If you're mainly into dynamic web stuff take PHP. If you emphasise on Unix/Linux admining and scripting take Perl.
And take a look at Python and Zope beforehand - those are *my* favourites.

Re:Why not Online Documentation ?

[plugger]

The online manuals at mysql.com and php.net are hardly disorganised. Php.net is very good, each page of the manual has user anotations where people share experiences with pitfalls and handy tips. As for finding answers quickly, I like to have an introductory book to get a feel for the language and how it works but when searching for builtin functions, a search engine can't be beat.

Re:MySQL -- People don't get it

[Sxooter]

The reason MySQL is easy is that it never complains when you do something stupid, it just does it.

Convert a column type filled with dates from text to date / time type, and MySQL will put 0000-00-00 for each date it can't figure out.

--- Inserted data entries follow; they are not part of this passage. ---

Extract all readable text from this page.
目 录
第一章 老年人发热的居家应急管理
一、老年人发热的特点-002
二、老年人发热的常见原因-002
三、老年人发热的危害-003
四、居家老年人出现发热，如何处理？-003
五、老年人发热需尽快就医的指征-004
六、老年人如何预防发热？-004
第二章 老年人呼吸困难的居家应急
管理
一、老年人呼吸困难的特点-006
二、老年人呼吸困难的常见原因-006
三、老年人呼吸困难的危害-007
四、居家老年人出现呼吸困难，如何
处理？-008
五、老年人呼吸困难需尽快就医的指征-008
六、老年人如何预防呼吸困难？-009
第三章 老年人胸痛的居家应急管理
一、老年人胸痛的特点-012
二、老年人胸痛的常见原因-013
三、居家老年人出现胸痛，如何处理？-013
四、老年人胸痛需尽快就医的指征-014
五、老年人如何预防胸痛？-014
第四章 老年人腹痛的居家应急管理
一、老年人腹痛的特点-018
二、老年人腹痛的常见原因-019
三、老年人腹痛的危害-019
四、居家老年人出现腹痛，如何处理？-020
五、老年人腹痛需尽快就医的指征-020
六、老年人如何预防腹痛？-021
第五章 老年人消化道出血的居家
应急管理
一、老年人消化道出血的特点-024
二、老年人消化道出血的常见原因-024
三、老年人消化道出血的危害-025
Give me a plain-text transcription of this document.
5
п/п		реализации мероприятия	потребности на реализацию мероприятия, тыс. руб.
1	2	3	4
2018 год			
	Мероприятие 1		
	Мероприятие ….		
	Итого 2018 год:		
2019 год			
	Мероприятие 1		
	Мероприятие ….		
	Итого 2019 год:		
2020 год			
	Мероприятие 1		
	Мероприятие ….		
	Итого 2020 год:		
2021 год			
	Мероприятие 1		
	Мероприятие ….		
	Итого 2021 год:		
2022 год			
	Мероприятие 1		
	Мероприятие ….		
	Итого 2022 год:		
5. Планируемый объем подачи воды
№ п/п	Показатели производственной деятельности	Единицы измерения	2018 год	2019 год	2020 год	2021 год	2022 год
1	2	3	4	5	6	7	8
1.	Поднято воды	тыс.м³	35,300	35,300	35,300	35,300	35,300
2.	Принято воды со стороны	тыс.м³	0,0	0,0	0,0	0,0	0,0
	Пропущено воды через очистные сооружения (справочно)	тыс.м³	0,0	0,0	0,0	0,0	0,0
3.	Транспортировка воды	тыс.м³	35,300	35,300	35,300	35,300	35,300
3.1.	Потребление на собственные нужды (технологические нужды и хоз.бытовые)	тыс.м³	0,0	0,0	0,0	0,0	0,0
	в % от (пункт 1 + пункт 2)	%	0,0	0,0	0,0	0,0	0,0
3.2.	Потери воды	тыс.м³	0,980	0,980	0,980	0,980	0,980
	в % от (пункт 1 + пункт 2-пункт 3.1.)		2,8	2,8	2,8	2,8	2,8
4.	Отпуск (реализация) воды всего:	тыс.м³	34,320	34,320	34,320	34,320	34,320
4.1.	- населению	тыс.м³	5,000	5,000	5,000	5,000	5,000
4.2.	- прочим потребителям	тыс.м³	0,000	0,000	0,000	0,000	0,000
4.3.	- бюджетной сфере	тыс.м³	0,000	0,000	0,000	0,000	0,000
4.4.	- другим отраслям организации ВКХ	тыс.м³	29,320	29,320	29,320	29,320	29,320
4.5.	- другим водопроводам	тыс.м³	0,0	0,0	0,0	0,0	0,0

If it can't figure out any dates, they all get set to that.

Since even innodb tables can survive such a change, all your original dates are gone.

On the other hand, in a real database, you'd get errors, complaints, all kinds of guff from the database as it refused to do something that stupid.

That is only one of dozens of examples of MySQL doing things "wrong" from the point of view of reliable, coherent data, and not bothering to tell you.

If I use interbase or pgsql and don't need the features, I just don't use them. But when I need the extra features of a real database, I don't have to switch from MySQL to another database if I already started with one.